The other thing I’ve noticed from the email is that *every* program out there has *somebody* who hates it.

A DEMOCRATIC SHAKEUP: The Wall Street Journal’s “Washington Wire” (free link) reports:

As three Republicans candidates vie to replace Rep. Tom DeLay as House Majority Whip in an election Thursday, Democrats showed that anything can happen in a closed-ballot election in Washington.

Democrat Rep. John Larson of Connecticut won a startling election to become the fourth-ranking member of the House Democrats’ leadership team.

Larson had just 18 publicly announced supporters heading into the election. Rep. Joseph Crowley of New York had 72 public supporters while Rep. Jan Schakowsky had 56. In the first round of voting, Mr. Larson received 60 votes; Crowley, 79; and Ms.

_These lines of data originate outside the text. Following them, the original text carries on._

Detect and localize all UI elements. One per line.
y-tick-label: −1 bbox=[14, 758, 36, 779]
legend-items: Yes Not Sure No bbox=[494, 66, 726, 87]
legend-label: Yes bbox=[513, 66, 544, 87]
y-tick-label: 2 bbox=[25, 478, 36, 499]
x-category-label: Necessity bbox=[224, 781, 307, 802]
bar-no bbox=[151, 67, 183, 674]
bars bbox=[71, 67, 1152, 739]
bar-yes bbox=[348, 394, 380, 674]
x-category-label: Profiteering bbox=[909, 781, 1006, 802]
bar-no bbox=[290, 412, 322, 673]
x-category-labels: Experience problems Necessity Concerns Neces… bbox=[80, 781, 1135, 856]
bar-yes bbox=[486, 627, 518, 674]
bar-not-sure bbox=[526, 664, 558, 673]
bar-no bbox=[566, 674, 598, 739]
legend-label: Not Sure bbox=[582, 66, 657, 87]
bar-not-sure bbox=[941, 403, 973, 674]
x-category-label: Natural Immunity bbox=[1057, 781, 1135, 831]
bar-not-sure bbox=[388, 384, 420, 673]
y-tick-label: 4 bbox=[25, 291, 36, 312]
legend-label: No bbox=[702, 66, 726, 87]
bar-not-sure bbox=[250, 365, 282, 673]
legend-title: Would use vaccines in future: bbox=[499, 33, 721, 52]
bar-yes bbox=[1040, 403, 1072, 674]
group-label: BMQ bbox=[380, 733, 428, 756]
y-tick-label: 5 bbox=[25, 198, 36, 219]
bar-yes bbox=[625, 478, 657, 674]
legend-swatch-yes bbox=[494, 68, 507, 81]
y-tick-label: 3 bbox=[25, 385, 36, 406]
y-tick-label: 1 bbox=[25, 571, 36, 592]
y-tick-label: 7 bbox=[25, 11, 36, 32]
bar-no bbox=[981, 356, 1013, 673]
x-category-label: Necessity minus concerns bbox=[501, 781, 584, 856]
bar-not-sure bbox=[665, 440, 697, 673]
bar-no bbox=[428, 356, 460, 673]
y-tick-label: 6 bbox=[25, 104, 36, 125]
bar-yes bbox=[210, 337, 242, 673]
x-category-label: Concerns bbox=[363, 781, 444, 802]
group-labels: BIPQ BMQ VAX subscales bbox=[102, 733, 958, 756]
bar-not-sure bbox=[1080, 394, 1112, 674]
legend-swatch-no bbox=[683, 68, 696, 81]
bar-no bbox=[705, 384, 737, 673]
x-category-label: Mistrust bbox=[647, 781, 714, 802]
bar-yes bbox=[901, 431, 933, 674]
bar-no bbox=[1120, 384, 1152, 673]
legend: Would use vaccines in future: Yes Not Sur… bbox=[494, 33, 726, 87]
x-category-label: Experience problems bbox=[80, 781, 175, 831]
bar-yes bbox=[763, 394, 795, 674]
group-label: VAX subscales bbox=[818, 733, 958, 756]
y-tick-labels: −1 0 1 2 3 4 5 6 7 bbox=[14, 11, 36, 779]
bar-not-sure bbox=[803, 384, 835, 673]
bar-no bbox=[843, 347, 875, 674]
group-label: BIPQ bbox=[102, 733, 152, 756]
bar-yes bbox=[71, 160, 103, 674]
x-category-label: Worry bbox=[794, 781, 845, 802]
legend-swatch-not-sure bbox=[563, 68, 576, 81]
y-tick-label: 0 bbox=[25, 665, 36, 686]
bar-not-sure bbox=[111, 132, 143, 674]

Schakowsky, 56. Since no candidate won a majority of the votes, the top two vote recipients — Mr. Larson and Mr. Crowley — moved on to a second ballot. There, most of Ms. Schakowsky’s supporters backed Mr. Larson — and he won, 116-87.

Very interesting.

PAJAMAS THEATER 3000 is Ed Driscoll’s new blog devoted to home theater technology, videos, etc.

THIS, AS BEST I CAN TELL, is how the Cory Maye case should have turned out:

A little more than two years ago, Mario Barcia Jr. was awakened in the dead of night by banging on his door. Startled — and shaken from two previous robberies — he grabbed his gun and ran to the front of the house.

Within a matter of seconds his life would change forever. Seeing what he described only as a bright light shining through his back door, Barcia fired a single shot.

Five shots were returned. Then Barcia fired twice more.
His first shot had hit Miami-Dade County police officer Chad Murphy in the back.

Barcia was arrested and charged with attempted first-degree murder of a law enforcement officer, a crime that could have left him imprisoned for life. Murphy, wearing a flak jacket, survived with a bloody bruise.

On Wednesday, it took a Miami-Dade County jury less than 30 minutes to decide Barcia did nothing wrong in shooting Murphy, who had entered Barcia’s property without permission or a warrant.

It’s still been no picnic for Barcia, but at least he’s not in jail like Cory Maye, who acted similarly under very similar circumstances. Radley Balko has a lot more on the Maye case on his blog. Just keep scrolling.